Methods/Results: From January 9, 2019 to February 18, 2023, 157 patients on frontline treatment with CLIA + VEN or FLAG-IDA + VEN our institution were retrospectively reviewed. Of these, 138 patients (86.6%) achieved a CR1. Eighty-two of these patients (60.2%) underwent allogeneic SCT directly after receiving frontline IC + VEN and constituted the primary analysis population. The median age was 45 years (range: 20 – 67) and 50 (61.0%) received CLIA + VEN for induction and consolidation while the rest received FLAG-IDA + VEN (n=32, 39%). The median number of IC cycles given was 2 (range: 1 – 5), with 55 patients (67.1%) receiving ≤1 cycle of consolidation compared to 27 (32.9%) receiving ≥2 consolidation cycles. Two patients (2.4%) received only 1 cycle of IC induction prior to SCT. ELN 2022 risk was favorable for 15 (18%), intermediate for 20 (24%), and adverse for 47 patients (57%). Stem cell donor source was matched related (30, 37%), matched unrelated (MUD, 37, 46%), mis-matched unrelated (2, 3%), haploidentical (11, 14%), or syngeneic (1, 1%). A myeloablative conditioning regimen was used in 66 (80%) of patients. Measurable residual disease (MRD) negativity by flow cytometry was achieved in 71 of 77 evaluable patients (92%) prior to SCT. There was no difference in ELN risk (p=0.13), stem cell donor source (p=0.2), conditioning regimen (p=0.9), or MRD negativity (p=0.7) between patients who received ≤1 or ≥2 intensive consolidation cycles. There was a trend towards increased MUD transplants in those with ≥2 cycles of consolidation (21/55 [39%] vs 16/27 [59%], p=0.08), but the time from the start of the last IC cycle was not different between groups (59 days [range: 29 – 167] vs 66 days [range: 25 – 219], p=0.9).

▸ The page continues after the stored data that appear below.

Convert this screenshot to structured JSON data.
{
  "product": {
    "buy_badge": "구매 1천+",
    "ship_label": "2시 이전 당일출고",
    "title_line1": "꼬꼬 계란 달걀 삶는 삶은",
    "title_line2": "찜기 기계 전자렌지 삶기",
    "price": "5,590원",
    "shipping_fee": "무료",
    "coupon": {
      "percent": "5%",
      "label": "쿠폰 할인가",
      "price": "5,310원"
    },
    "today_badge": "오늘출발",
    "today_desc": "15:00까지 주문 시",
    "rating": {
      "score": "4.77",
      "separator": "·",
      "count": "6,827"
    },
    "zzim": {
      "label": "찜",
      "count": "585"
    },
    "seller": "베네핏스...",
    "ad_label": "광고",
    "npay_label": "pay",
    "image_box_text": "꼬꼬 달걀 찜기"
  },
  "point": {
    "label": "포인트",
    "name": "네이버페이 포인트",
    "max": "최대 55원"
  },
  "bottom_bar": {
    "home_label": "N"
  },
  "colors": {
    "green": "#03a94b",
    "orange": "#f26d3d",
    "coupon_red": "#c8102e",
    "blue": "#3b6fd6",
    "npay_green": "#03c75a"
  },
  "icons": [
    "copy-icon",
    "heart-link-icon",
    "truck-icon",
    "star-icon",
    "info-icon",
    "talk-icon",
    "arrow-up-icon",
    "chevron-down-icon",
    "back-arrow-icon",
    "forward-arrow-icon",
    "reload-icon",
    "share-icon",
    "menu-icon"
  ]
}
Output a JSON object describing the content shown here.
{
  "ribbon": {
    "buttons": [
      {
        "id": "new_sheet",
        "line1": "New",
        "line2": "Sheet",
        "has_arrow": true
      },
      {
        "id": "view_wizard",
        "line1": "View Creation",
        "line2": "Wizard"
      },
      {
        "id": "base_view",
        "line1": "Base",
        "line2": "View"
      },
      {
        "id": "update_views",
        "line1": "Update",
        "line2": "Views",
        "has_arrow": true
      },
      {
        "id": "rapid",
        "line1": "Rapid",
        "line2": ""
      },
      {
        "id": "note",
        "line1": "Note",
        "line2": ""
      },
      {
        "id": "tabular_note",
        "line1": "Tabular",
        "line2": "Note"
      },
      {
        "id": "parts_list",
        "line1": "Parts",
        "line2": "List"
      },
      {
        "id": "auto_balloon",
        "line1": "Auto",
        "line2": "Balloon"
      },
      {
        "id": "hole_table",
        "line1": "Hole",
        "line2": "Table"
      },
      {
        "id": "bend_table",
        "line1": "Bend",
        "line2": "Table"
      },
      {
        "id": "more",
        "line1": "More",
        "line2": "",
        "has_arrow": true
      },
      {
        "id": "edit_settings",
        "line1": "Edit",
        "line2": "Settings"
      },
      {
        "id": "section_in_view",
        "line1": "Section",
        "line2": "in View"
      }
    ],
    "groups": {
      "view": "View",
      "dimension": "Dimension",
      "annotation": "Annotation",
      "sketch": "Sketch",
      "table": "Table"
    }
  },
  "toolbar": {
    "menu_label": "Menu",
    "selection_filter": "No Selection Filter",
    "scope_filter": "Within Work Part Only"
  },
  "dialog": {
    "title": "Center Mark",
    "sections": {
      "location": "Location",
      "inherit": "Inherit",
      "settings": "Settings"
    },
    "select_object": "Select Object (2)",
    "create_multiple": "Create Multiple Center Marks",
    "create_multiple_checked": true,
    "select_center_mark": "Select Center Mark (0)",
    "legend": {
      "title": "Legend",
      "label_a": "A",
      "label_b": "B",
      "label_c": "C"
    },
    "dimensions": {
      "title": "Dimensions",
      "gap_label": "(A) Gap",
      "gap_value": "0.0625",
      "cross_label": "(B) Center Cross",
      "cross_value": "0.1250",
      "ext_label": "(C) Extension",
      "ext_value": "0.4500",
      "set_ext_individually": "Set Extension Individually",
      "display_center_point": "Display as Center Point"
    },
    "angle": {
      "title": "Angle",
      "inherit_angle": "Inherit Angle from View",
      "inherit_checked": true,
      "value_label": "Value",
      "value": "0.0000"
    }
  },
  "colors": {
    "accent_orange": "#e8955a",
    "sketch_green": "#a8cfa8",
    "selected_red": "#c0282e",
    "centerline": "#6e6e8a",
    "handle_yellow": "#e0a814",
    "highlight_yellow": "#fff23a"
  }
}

Kaplan Meier curves landmarked at the time of SCT showed no difference in overall survival (OS) or relapse free survival (RFS) between patients with ≤1 or ≥2 IC consolidation cycles prior to SCT (p=0.81 and p=0.98 respectively). At a median follow up of 36 months, the median OS or median RFS has not yet been reached for either group. The 2-year estimated OS for patients receiving ≤1 IC consolidation cycle prior to SCT was 79% (95% CI: 69 – 91%) compared to 85% (95% CI: 72 – 100%) for those receiving ≥2 cycles. The cumulative incidence of relapse (CIR) did not differ between groups with a 2-year CIR risk of 12.0% (4.8 – 22.7%) in those who received ≤1 IC consolidation cycle compared to 12.2% (2.9 – 28.5%) in those who received ≥2 cycles (p=0.60).

Multivariate analysis for OS and RFS after time of SCT were constructed using age, ELN risk, MRD status, and the number of IC consolidation cycles received. The number of IC cycles was not associated with increased hazard of death (HR 0.87, 95% CI: 0.47 – 1.61, p=0.7) or relapse/death (HR 1.00, 95% CI: 0.58 – 1.72, p=0.95). Positive MRD trended towards an increased hazard of death (HR 3.04, 95% CI: 0.81 – 11.1, p=0.091) although very few patients had confirmed positive MRD at time of SCT (n=6).

Conclusions: Patients who received ≤1 IC + VEN consolidation cycle prior to allogeneic SCT did not experience worse OS or RFS post-SCT than those who received ≥2 cycles. While in clinical practice there may be delays in finding suitable donors, these results suggest that we must carefully weigh the balance between preventing relapse and avoiding excess toxicity as outcomes post-SCT may not differ with more pre-SCT IC cycles. Future prospective trials are needed to determine the ideal number of IC + VEN cycles prior to SCT.